In Texas, it’s been a few weeks since the new open carry law went into effect, and this story from keranews.org says many women are electing to keep their pistols concealed.
The reporters went to Ray’s Sportig Goods in Oak Cliff where store manager Chuck Payne told them he’s sold a lot more guns and accessories to ladies lately.
“A lot of married ladies with their husbands have decided that (if) their husband’s not home, they need to be able to do something,” Payne said. “And they need a different gun than what their husband has.”
And, he says, that means they’re buying different accessories too, like the purses with hidden pockets, special jackets designed for women’s concealed carry, and similar products that he carries.
Though he’s selling to more women, Payne says he hasn’t seen one woman come into the store carrying openly.
In the story, Julianna Crowder, founder of A Girl and A Gun shooting club, says one reason women aren’t carrying openly is because they don’t want to draw attention to themselves. Crowder said she keeps a 9mm pistol in an over-the-waistband holster, under her jacket.

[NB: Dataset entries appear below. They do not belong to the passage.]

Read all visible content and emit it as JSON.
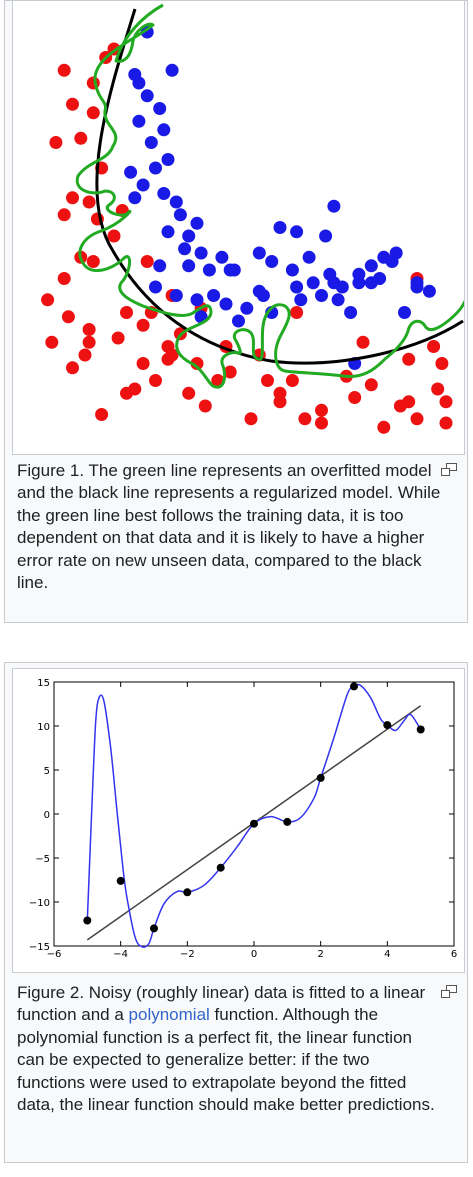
{
  "figure1": {
    "caption": "Figure 1.  The green line represents an overfitted model and the black line represents a regularized model. While the green line best follows the training data, it is too dependent on that data and it is likely to have a higher error rate on new unseen data, compared to the black line.",
    "colors": {
      "red": "#ee1111",
      "blue": "#1a1ae6",
      "overfit": "#22aa22",
      "regularized": "#000000"
    },
    "enlarge_icon": "magnify-clip-icon"
  },
  "figure2": {
    "caption_before_link": "Figure 2.  Noisy (roughly linear) data is fitted to a linear function and a ",
    "caption_link": "polynomial",
    "caption_after_link": " function. Although the polynomial function is a perfect fit, the linear function can be expected to generalize better: if the two functions were used to extrapolate beyond the fitted data, the linear function should make better predictions.",
    "enlarge_icon": "magnify-clip-icon"
  },
  "chart_data": [
    {
      "type": "scatter",
      "title": "",
      "classes": [
        {
          "color": "red",
          "points": [
            [
              20,
              92
            ],
            [
              27,
              27
            ],
            [
              18,
              90
            ],
            [
              8,
              87
            ],
            [
              10,
              79
            ],
            [
              15,
              84
            ],
            [
              6,
              70
            ],
            [
              12,
              71
            ],
            [
              15,
              77
            ],
            [
              10,
              57
            ],
            [
              17,
              64
            ],
            [
              8,
              53
            ],
            [
              14,
              56
            ],
            [
              16,
              52
            ],
            [
              20,
              48
            ],
            [
              22,
              54
            ],
            [
              28,
              42
            ],
            [
              12,
              43
            ],
            [
              15,
              42
            ],
            [
              8,
              38
            ],
            [
              4,
              33
            ],
            [
              9,
              29
            ],
            [
              14,
              26
            ],
            [
              21,
              24
            ],
            [
              5,
              23
            ],
            [
              10,
              17
            ],
            [
              13,
              20
            ],
            [
              23,
              30
            ],
            [
              27,
              18
            ],
            [
              33,
              19
            ],
            [
              38,
              11
            ],
            [
              42,
              8
            ],
            [
              47,
              22
            ],
            [
              45,
              14
            ],
            [
              53,
              5
            ],
            [
              57,
              14
            ],
            [
              60,
              11
            ],
            [
              66,
              5
            ],
            [
              70,
              4
            ],
            [
              78,
              10
            ],
            [
              85,
              3
            ],
            [
              89,
              8
            ],
            [
              93,
              5
            ],
            [
              98,
              12
            ],
            [
              91,
              19
            ],
            [
              97,
              22
            ],
            [
              80,
              23
            ],
            [
              64,
              30
            ],
            [
              48,
              16
            ],
            [
              63,
              14
            ],
            [
              60,
              9
            ],
            [
              40,
              18
            ],
            [
              30,
              14
            ],
            [
              25,
              12
            ],
            [
              36,
              25
            ],
            [
              41,
              31
            ],
            [
              34,
              34
            ],
            [
              33,
              22
            ],
            [
              23,
              11
            ],
            [
              17,
              6
            ],
            [
              76,
              15
            ],
            [
              55,
              20
            ],
            [
              82,
              13
            ],
            [
              91,
              9
            ],
            [
              100,
              4
            ],
            [
              93,
              38
            ],
            [
              100,
              9
            ],
            [
              99,
              18
            ],
            [
              14,
              23
            ],
            [
              34,
              20
            ],
            [
              29,
              30
            ],
            [
              70,
              7
            ]
          ]
        },
        {
          "color": "blue",
          "points": [
            [
              28,
              96
            ],
            [
              34,
              87
            ],
            [
              25,
              86
            ],
            [
              28,
              81
            ],
            [
              26,
              84
            ],
            [
              31,
              78
            ],
            [
              32,
              73
            ],
            [
              26,
              75
            ],
            [
              29,
              70
            ],
            [
              33,
              66
            ],
            [
              30,
              64
            ],
            [
              24,
              63
            ],
            [
              27,
              60
            ],
            [
              25,
              57
            ],
            [
              32,
              58
            ],
            [
              35,
              56
            ],
            [
              36,
              53
            ],
            [
              40,
              51
            ],
            [
              33,
              49
            ],
            [
              38,
              48
            ],
            [
              37,
              45
            ],
            [
              41,
              44
            ],
            [
              46,
              43
            ],
            [
              38,
              41
            ],
            [
              43,
              40
            ],
            [
              31,
              41
            ],
            [
              35,
              34
            ],
            [
              40,
              33
            ],
            [
              30,
              36
            ],
            [
              48,
              40
            ],
            [
              55,
              44
            ],
            [
              58,
              42
            ],
            [
              63,
              40
            ],
            [
              67,
              43
            ],
            [
              71,
              48
            ],
            [
              73,
              55
            ],
            [
              60,
              50
            ],
            [
              64,
              49
            ],
            [
              72,
              39
            ],
            [
              79,
              39
            ],
            [
              85,
              43
            ],
            [
              88,
              44
            ],
            [
              93,
              37
            ],
            [
              96,
              35
            ],
            [
              93,
              36
            ],
            [
              87,
              42
            ],
            [
              84,
              38
            ],
            [
              82,
              37
            ],
            [
              79,
              37
            ],
            [
              75,
              36
            ],
            [
              74,
              33
            ],
            [
              77,
              30
            ],
            [
              68,
              37
            ],
            [
              70,
              34
            ],
            [
              64,
              36
            ],
            [
              56,
              34
            ],
            [
              52,
              31
            ],
            [
              58,
              30
            ],
            [
              55,
              35
            ],
            [
              47,
              32
            ],
            [
              44,
              34
            ],
            [
              50,
              28
            ],
            [
              49,
              40
            ],
            [
              41,
              29
            ],
            [
              78,
              18
            ],
            [
              73,
              37
            ],
            [
              65,
              33
            ],
            [
              90,
              30
            ],
            [
              82,
              41
            ]
          ]
        }
      ]
    },
    {
      "type": "line",
      "title": "",
      "xlabel": "",
      "ylabel": "",
      "xlim": [
        -6,
        6
      ],
      "ylim": [
        -15,
        15
      ],
      "xticks": [
        "−6",
        "−4",
        "−2",
        "0",
        "2",
        "4",
        "6"
      ],
      "yticks": [
        "15",
        "10",
        "5",
        "0",
        "−5",
        "−10",
        "−15"
      ],
      "series": [
        {
          "kind": "points",
          "x": [
            -5,
            -4,
            -3,
            -2,
            -1,
            0,
            1,
            2,
            3,
            4,
            5
          ],
          "y": [
            -12.1,
            -7.6,
            -13.0,
            -8.9,
            -6.1,
            -1.1,
            -0.9,
            4.1,
            14.5,
            10.1,
            9.6
          ]
        },
        {
          "kind": "linear fit",
          "x": [
            -5,
            5
          ],
          "y": [
            -14.3,
            12.3
          ]
        },
        {
          "kind": "polynomial fit",
          "x": [
            -5,
            -4.85,
            -4.75,
            -4.65,
            -4.5,
            -4.3,
            -4.1,
            -3.9,
            -3.75,
            -3.55,
            -3.35,
            -3.15,
            -3.0,
            -2.7,
            -2.3,
            -2.0,
            -1.5,
            -1.0,
            -0.5,
            0.0,
            0.5,
            1.0,
            1.4,
            1.8,
            2.0,
            2.4,
            2.8,
            3.0,
            3.2,
            3.5,
            3.8,
            4.0,
            4.25,
            4.5,
            4.7,
            5.0
          ],
          "y": [
            -12.1,
            2.0,
            10.5,
            13.2,
            12.8,
            7.5,
            0.0,
            -7.2,
            -10.8,
            -14.2,
            -15.1,
            -14.7,
            -13.0,
            -10.2,
            -8.8,
            -8.9,
            -8.1,
            -6.1,
            -3.7,
            -1.1,
            -0.3,
            -0.9,
            -0.4,
            1.8,
            4.1,
            8.7,
            13.6,
            14.5,
            14.6,
            13.2,
            10.8,
            10.1,
            9.5,
            10.6,
            11.3,
            9.6
          ]
        }
      ]
    }
  ]
}
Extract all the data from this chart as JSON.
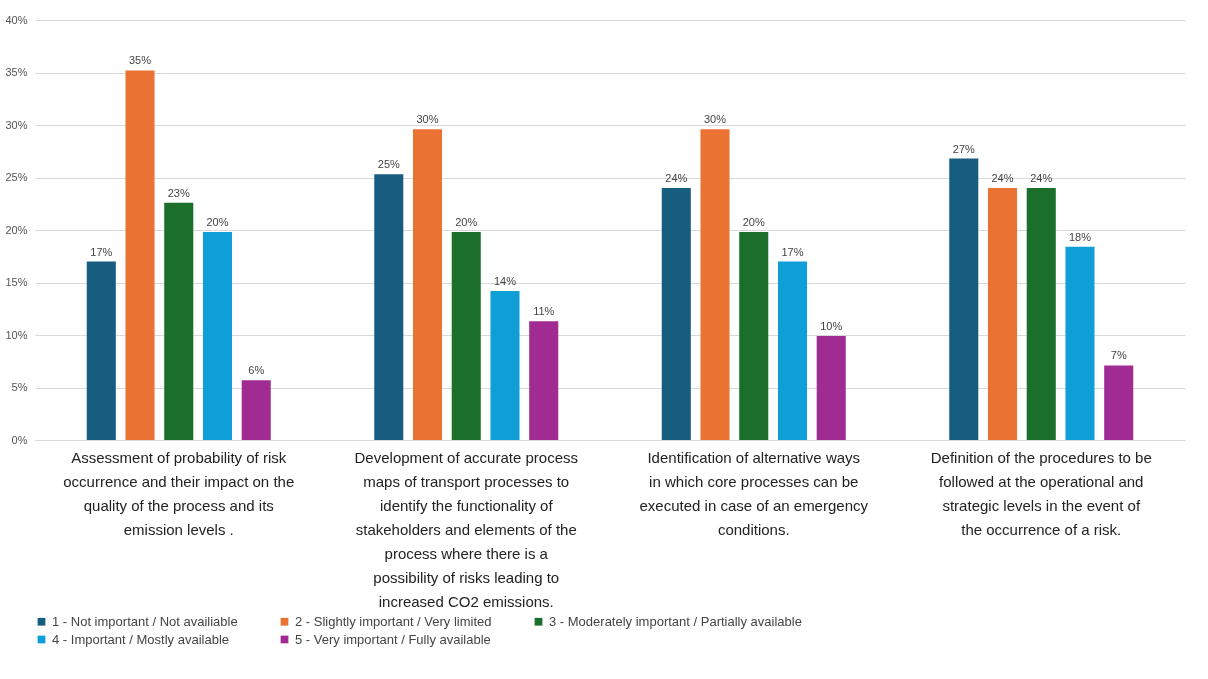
{
  "chart_data": {
    "type": "bar",
    "categories": [
      "Assessment of probability of risk occurrence and their impact on the quality of the process and its emission levels .",
      "Development of accurate process maps of transport processes to identify the functionality of stakeholders and elements of the process where there is a possibility of risks leading to increased CO2 emissions.",
      "Identification of alternative ways in which core processes can be executed in case of an emergency conditions.",
      "Definition of the procedures to be followed at the operational and strategic levels in the event of the occurrence of a risk."
    ],
    "series": [
      {
        "name": "1 - Not important / Not availiable",
        "color": "#165d80",
        "values": [
          17,
          25.3,
          24,
          26.8
        ],
        "value_labels": [
          "17%",
          "25%",
          "24%",
          "27%"
        ]
      },
      {
        "name": "2 - Slightly important / Very limited",
        "color": "#ea7233",
        "values": [
          35.2,
          29.6,
          29.6,
          24
        ],
        "value_labels": [
          "35%",
          "30%",
          "30%",
          "24%"
        ]
      },
      {
        "name": "3 - Moderately important / Partially available",
        "color": "#1c6e2b",
        "values": [
          22.6,
          19.8,
          19.8,
          24
        ],
        "value_labels": [
          "23%",
          "20%",
          "20%",
          "24%"
        ]
      },
      {
        "name": "4 - Important / Mostly available",
        "color": "#0e9fd8",
        "values": [
          19.8,
          14.2,
          17,
          18.4
        ],
        "value_labels": [
          "20%",
          "14%",
          "17%",
          "18%"
        ]
      },
      {
        "name": "5 - Very important / Fully available",
        "color": "#a02b93",
        "values": [
          5.7,
          11.3,
          9.9,
          7.1
        ],
        "value_labels": [
          "6%",
          "11%",
          "10%",
          "7%"
        ]
      }
    ],
    "ylim": [
      0,
      40
    ],
    "yticks": [
      {
        "value": 0,
        "label": "0%"
      },
      {
        "value": 5,
        "label": "5%"
      },
      {
        "value": 10,
        "label": "10%"
      },
      {
        "value": 15,
        "label": "15%"
      },
      {
        "value": 20,
        "label": "20%"
      },
      {
        "value": 25,
        "label": "25%"
      },
      {
        "value": 30,
        "label": "30%"
      },
      {
        "value": 35,
        "label": "35%"
      },
      {
        "value": 40,
        "label": "40%"
      }
    ],
    "grid": "y",
    "legend": "bottom"
  }
}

“I also think culturally-wise, here in Texas, we’re so used to concealed carry that it’s a bit of a shift to figure out what our carry method would be if we decided to open carry, and is it going to be secure enough,” Crowder said in the story.
Companies that make gear especially designed for women to carry concealed or otherwise are seeing spikes in business, like The Well-Armed Woman, which we reported on yesterday.
Carrie Lightfoot’s Arizona-based online store sells bra holsters, concealment garters, lace waistband holsters, and a lot more. She says women’s wardrobes and body shape can make safely concealed and drawing a gun more challenging, and that overall, sales and shooting club memberships are up more than 130 percent since the fall.
“The misperception is that women are casual about the carrying of the gun,” Lightfoot said. “And that really is not accurate. Women are extremely responsible and concerned about safety.”
The story also mentions the success of some off-the-body carry methods for women, like Plano-based Kate Woolstenhulme’s line of high-end concealed carry handbags introduced in 2009, which are made to emulate designer bags like Coach or Burberry, with special pockets and locking devices for firearms.
The bags are pricey, but the story quotes a stat from the NSSF that showed women who bought a gun in the past year spent an average of $870 on firearms and more than $400 on accessories.